Sé que debe evitarse en el poema
la luna y el verano, los celajes cambiantes,
la playa de minutos infinitos
y las rosas fugaces, como el amor eternas
en el jardín cerrado del invierno.
También el oro viejo del ocaso,
también la plata sucia del recuerdo,
las aguas estantías del olvido
y el ruiseñor herido
en cuyo pecho cabe el universo.
Todas aquellas cosas que en silencio
nos hablan de nosotros sin decirnos
y nos dicen verdades –historia sólo hay una–
que siempre son iguales.

Sin recuerdos ni afanes, 1994.






A ese amigo que de amor se duele

Consuélate pensando
que si, como sostienen los filósofos,
todo ha de repetirse
y, al final, todo vuelve
(los Rolling y Mike Tyson, las rebajas,
las series y el invierno, Maradona,
septiembre y sus anuncios de fascículos),
también ha de volver
ese momento
mejor que cualquier otro
en que olvidaste, en otros labios,
los labios de ella.






T. R.

Habitación con vistas al espacio
que en este instante indemne parpadea
a través del ozono.
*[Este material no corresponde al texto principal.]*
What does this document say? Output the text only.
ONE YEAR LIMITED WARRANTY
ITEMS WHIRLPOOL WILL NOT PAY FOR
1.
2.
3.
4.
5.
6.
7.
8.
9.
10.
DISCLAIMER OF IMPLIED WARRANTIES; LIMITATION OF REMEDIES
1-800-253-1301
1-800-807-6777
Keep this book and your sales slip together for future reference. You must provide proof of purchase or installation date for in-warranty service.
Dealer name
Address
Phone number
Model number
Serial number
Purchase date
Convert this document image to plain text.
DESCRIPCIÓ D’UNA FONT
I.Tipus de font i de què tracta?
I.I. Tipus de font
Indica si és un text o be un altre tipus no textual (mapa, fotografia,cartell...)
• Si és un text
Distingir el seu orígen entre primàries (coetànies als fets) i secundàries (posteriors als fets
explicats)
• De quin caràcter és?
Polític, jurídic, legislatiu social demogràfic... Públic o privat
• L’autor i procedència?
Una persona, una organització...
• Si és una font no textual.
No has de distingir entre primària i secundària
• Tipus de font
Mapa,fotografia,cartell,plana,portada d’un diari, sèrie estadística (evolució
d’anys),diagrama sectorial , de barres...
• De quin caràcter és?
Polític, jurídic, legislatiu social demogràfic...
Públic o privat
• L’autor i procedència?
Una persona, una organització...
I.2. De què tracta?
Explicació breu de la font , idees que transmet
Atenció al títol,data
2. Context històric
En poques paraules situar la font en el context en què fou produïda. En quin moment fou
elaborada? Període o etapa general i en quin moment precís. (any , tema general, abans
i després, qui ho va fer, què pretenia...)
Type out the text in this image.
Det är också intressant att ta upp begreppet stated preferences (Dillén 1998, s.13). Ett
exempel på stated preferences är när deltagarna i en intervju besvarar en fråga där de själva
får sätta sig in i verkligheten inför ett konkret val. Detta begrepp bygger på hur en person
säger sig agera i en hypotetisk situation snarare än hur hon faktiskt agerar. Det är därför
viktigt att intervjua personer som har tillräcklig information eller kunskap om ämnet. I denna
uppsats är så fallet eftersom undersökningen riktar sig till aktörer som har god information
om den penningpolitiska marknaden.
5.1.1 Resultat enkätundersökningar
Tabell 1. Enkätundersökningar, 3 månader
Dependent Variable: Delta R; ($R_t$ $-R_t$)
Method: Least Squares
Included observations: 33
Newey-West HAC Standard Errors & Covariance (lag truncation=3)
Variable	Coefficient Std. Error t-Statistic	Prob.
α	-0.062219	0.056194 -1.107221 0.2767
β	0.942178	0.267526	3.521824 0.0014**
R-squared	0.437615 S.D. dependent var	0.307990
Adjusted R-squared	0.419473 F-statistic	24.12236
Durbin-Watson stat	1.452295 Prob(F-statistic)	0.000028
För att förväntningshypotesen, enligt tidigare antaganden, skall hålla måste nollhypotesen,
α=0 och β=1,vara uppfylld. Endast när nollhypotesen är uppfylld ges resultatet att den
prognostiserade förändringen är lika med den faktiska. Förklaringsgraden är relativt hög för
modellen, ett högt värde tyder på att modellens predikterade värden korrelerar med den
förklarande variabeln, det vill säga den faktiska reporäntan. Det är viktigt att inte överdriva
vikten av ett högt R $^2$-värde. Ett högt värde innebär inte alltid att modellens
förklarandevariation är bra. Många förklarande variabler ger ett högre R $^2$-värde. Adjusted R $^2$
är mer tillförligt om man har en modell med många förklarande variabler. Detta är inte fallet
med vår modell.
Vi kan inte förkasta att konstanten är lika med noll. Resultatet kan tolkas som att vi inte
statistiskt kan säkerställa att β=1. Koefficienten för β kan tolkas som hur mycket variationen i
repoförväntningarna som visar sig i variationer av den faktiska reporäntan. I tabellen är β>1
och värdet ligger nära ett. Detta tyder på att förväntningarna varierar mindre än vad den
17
Tu mirada
construye las certezas, rediseña
el aire, agita el alma de los chopos
que sostienen la tierra junto al río.
Tirita el fuego en las colinas musicales.
Los pastores dormitan en la hoguera.
La piedra está naciendo y en tu memoria
alza una vara un niño. Sobre el verde
tapete de la libre asociación,
sobre la yerba plateada y húmeda
del verano —gigantes en la tarde—,
los ojos vivos de una trucha muerta.







P.C.

Levantas un idioma con palabras
como el río contiene las orillas:
un nuevo idioma que sujeta y forma
el pensamiento, ajeno a las ideas,
a cuanto en sí discurre:
el pardo vientre
de un viejo dios que cruzan animales
de apagadas escamas
y aún refulge, torpe moribundo.

Levantas un idioma sobre el lodo
y alrededor se agolpa
—bullente de otras vidas y sin sombras—
la corriente.







E. DE A.

Con dignidad atlántica
recibe el mar las aguas que mansamente aporta,
a estas alturas del camino, el Duero.

Así sus versos entran,
mecidos por corrientes demoradas,
en la canción del mundo:

con un rastro de espuma
que en la luz de la tarde se disuelve
y deja tras de sí una roja estela

mientras la sal penetra el agua dulce.